Fed's top regulator says changes to supervision coming later this year

Federal Reserve Vice Chair for Supervision Michael Barr is overseeing a six-month push to change the culture of the central bank's supervision arm.
Bloomberg

The Federal Reserve's chief regulator said his post banking crisis reform effort is entering a new phase. 

Speaking during a conference on governance and culture in the financial services sector, Fed Vice Chair for Supervision Michael Barr said he will oversee an initiative to overhaul bank supervision across the Federal Reserve System during the remainder of this year. 

"Over the next six months, we're going to do a project that looks systemwide at the areas where we can enhance our supervisory culture, our practices, our behaviors, ours tools and also where we need to change our regulation of firms," Barr said at the event, which was hosted by the Federal Reserve Bank of New York. "We're extremely focused on that."

Barr said the changes will be informed by three primary inputs. The first is the lengthy report compiled by Fed staffers about the failure of Silicon Valley Bank this spring — a six-week effort that Barr oversaw directly. The others are a 2009 report from the New York Fed on the future of supervision and an internal "blue sky visioning process" about alternative approaches to bank supervision. 

One potential change already being explored is the incorporation of a tool Barr referred to as "reverse stress testing." Unlike a traditional stress test, in which supervisors measure how a bank's balance sheet reacts to a fixed stressful scenario, they, instead, determine what kind of conditions a bank would have to face before failing to determine its greatest points of vulnerability.

"You obviously can then use that as a tool for looking at ways that a firm itself might be more resilient," Barr said. "And you can use it as an exercise to help you to free up the brain to think about things that are not inside the normal observed pattern."

The adoption of reverse stress testing is still a nascent idea within the broader supervisory reform effort, Barr said, but he noted that it embodies the Fed's goal of thinking outside the box about potential risks.

Barr said the Fed is also looking to financial regulatory regimes around the world for inspiration. He pointed to the U.K.'s focus on holding senior managers accountable and its practice of applying firm-level capital or liquidity requirements to address specific deficiencies. Barr noted that the latter set of actions falls under what is known in the Basel Regulatory Framework as "pillar 2" approaches, which regulatory experts say the Fed can access with minimal policy changes

He also noted that regulators in Australia and the Netherlands have made great strides in incorporating behavioral science to identify cultural deficiencies.

"There's a ton that we could learn from other jurisdictions," Barr said.

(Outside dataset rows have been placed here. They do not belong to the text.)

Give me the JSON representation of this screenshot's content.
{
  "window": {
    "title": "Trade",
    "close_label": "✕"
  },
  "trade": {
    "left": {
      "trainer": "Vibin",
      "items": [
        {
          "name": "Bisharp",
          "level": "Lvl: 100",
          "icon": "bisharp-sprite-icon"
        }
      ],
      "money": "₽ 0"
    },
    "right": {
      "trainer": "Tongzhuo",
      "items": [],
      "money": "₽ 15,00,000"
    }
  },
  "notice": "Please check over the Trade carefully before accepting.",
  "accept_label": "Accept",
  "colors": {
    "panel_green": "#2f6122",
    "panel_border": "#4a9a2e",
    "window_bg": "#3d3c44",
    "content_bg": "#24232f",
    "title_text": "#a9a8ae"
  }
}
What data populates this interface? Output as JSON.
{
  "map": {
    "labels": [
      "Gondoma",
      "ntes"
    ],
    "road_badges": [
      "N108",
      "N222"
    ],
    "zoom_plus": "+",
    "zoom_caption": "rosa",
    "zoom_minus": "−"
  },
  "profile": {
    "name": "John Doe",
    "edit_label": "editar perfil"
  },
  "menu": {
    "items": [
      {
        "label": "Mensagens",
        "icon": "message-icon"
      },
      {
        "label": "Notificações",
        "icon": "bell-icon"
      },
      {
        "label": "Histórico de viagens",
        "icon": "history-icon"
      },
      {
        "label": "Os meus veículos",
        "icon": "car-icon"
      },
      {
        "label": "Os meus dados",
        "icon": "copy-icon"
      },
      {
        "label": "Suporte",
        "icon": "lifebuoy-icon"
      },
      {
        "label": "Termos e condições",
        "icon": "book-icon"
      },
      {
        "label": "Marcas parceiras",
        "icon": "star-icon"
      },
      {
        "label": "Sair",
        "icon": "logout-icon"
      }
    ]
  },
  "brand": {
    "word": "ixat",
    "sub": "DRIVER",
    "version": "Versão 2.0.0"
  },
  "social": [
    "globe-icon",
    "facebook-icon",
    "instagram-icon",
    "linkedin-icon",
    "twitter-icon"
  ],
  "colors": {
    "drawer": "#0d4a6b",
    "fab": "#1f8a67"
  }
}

Barr also said his cultural reform effort will include a push for Fed supervisors to be swifter in identifying and addressing regulatory concerns. Doing so, he said, will require moving away from the institution's typical, deliberate pace.  

"We tend to have a culture that really makes it difficult for the institution to act quickly with supervision. We try to build consensus. We want to make sure that our evidentiary reference is strong. We're an institution that focuses on process, but we're not an institution that moves quickly on supervisions," Barr said. "We're great in a crisis, but on supervisory issues, as an institution, we move more slowly."

New York Fed President John Williams, who shared the stage with Barr during the event, said Fed supervisors should focus more on the cultural tone being set by boards of directors at banks they supervise, noting that "we tend not to talk about boards of directors as much as we should."

Williams has overseen the New York Fed's Governance & Cultural Reform initiative since taking the top post at the reserve bank in 2018. The program was launched by his predecessor, William Dudley, to explore bank-level cultural failings in response to the 2008 financial crisis. Williams said a key mission of his is to not only highlight institutional failings, but also the successes of strong risk management cultures. 

"Culture is not just about avoiding bad behavior," he said. "It's actually about conceptualizing and supporting and fostering good behavior to help the organization be successful on a sustained basis."

Because of this, the event highlighted successful cultural initiatives from outside the financial services sector, including nuclear operations and medicine. Many of the speakers came from the worlds of psychology and behavioral science — fields from which Barr and Williams said it could be helpful to draw as the Fed looks to diversify its supervisory staff.

"As an academic, some of the most important work that I did was in collaboration with a behavioral economist to look at ways that regulation and economics and psychology come together to form a full picture of the way in which financial decisions are made," Barr said. "Having interdisciplinary perspectives is really critical, and I would love to see us move the system to bring in interdisciplinary expertise to look at risk."